Em 1995, quando era ministro do Esporte do governo de Fernando Henrique Cardoso (definido pelo correspondente do Monde como “de centro-direita”, coitado de FHC), Pelé explicou a Jô Soares que o quis dizer com a frase foi que “o brasileiro, se quisesse reivindicar os seus direitos, tinha que tentar votar direito, não em Cacareco”. A explicação, por mais desajeitada que pareça, teria de constar da matéria, acho.

Não poderia faltar, obviamente, a carta racial nesse “j’accuse”. Para o correspondente do Monde, ao longo da sua trajetória, Pelé “sempre relativizará a realidade do racismo” e “alguns não hesitarão a tratá-lo de ‘Negro Sim Sinhô’, submisso e servil, pronto a tudo para atrair as boas graças da elite branca. Uma realidade que foi reforçada por uma atualidade recente. No fim de 2020, quando a pandemia de Covid-19 assolava o Brasil, Pelé autografou uma camisa do Santos para o presidente de extrema-direita, Jair Bolsonaro, habituado a comentários racistas”. O que jornalista não sabe, nem nunca procurou saber é que o presidente da República queria encontrar-se com o ex-jogador e que a foto com a camisa autografada foi a forma que Pelé encontrou para driblá-lo.

Outro pecado do ídolo já não tão ídolo: ser um “milionário desinibido”, com “visões ultraliberais e seu gosto pelo que brilha” (há algo de racista nessa crítica ou é impressão minha?). Também fez propaganda demais, assim não dá. Quanto à Lei Pelé, ela teria “aberto a estrada para a especulação no mercado de jogadores do futebol brasileiro”. Alguém precisa avisar Juca Kfouri de que a culpa do desvirtuamento da Lei Pelé é de Pelé, não da cartolagem e dos políticos.

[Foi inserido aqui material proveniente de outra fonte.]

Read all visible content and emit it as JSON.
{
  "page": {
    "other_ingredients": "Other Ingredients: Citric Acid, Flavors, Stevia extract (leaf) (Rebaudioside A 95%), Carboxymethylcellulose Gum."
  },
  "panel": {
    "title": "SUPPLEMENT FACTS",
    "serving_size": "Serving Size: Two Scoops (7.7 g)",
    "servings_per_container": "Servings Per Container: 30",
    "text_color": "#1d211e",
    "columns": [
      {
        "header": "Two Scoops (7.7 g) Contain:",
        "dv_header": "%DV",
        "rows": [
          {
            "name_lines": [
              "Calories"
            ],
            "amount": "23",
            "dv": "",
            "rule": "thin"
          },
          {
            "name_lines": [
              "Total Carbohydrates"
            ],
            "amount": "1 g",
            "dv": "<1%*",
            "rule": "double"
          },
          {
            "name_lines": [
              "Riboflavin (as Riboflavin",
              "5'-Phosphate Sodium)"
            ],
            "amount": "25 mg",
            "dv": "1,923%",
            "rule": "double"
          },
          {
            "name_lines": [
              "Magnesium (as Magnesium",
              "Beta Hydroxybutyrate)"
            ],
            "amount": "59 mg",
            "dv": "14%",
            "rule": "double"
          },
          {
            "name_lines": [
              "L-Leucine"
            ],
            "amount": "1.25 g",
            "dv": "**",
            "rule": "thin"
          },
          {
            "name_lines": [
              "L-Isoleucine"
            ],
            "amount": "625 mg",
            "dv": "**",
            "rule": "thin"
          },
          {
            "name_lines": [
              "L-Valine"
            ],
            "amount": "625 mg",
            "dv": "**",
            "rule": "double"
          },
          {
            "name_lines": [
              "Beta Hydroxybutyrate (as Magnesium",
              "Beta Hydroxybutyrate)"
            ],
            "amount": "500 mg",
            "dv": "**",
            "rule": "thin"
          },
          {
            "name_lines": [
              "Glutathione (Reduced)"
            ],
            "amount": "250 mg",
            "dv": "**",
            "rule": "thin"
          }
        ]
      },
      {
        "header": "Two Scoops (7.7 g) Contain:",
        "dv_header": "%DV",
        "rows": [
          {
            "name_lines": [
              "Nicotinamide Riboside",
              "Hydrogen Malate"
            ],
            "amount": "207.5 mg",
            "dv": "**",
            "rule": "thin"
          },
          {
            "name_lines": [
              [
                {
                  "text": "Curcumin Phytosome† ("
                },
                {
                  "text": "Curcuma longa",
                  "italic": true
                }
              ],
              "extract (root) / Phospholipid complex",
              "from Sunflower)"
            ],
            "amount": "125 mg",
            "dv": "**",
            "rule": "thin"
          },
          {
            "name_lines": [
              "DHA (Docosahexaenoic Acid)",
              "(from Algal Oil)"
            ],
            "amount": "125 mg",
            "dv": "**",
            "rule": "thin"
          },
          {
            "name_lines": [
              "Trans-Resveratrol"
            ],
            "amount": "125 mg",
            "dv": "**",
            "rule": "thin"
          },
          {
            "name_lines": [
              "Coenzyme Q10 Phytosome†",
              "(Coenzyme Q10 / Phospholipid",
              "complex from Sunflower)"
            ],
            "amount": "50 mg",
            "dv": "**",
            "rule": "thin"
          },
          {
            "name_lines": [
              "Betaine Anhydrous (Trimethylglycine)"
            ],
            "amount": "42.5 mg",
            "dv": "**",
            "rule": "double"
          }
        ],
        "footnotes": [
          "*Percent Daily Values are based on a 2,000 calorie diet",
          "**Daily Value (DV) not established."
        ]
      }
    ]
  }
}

Para arrematar, o jornalista escreve: “Egoísta e narcisista, ‘O rei’ se crê intocável. Errado. O seu povo o admira, está certo, mas o ama cada vez menos. Muitos preferem o seu antigo rival da seleção, o atacante Mané Garrincha, driblador de gênio, morto em 1983 na pobreza e no álcool…Outros admiram o ‘doutor’ Sócrates, ‘Che Guevara’ do futebol, líder rebelde do Corinthians de São Paulo e militante infatigável da democracia sob a ditadura”. Se bem entendi, para ser amado, Pelé deveria ter morrido na pobreza e no álcool ou ter sido um Che Guevara. A linha justa da esquerda é muito estreita.

Paro por aqui. A memória de Pelé não precisa de ninguém que a lustre. Ninguém é santo, mas raríssimos são tão geniais no que fazem, a ponto de se transformarem em símbolos de um país.

Eu só gostaria de sugerir ao correspondente do Monde que se informasse sobre a expressão “idiota da objetividade”, cunhada por Nelson Rodrigues. Talvez você se reconheça como tal, rapaz.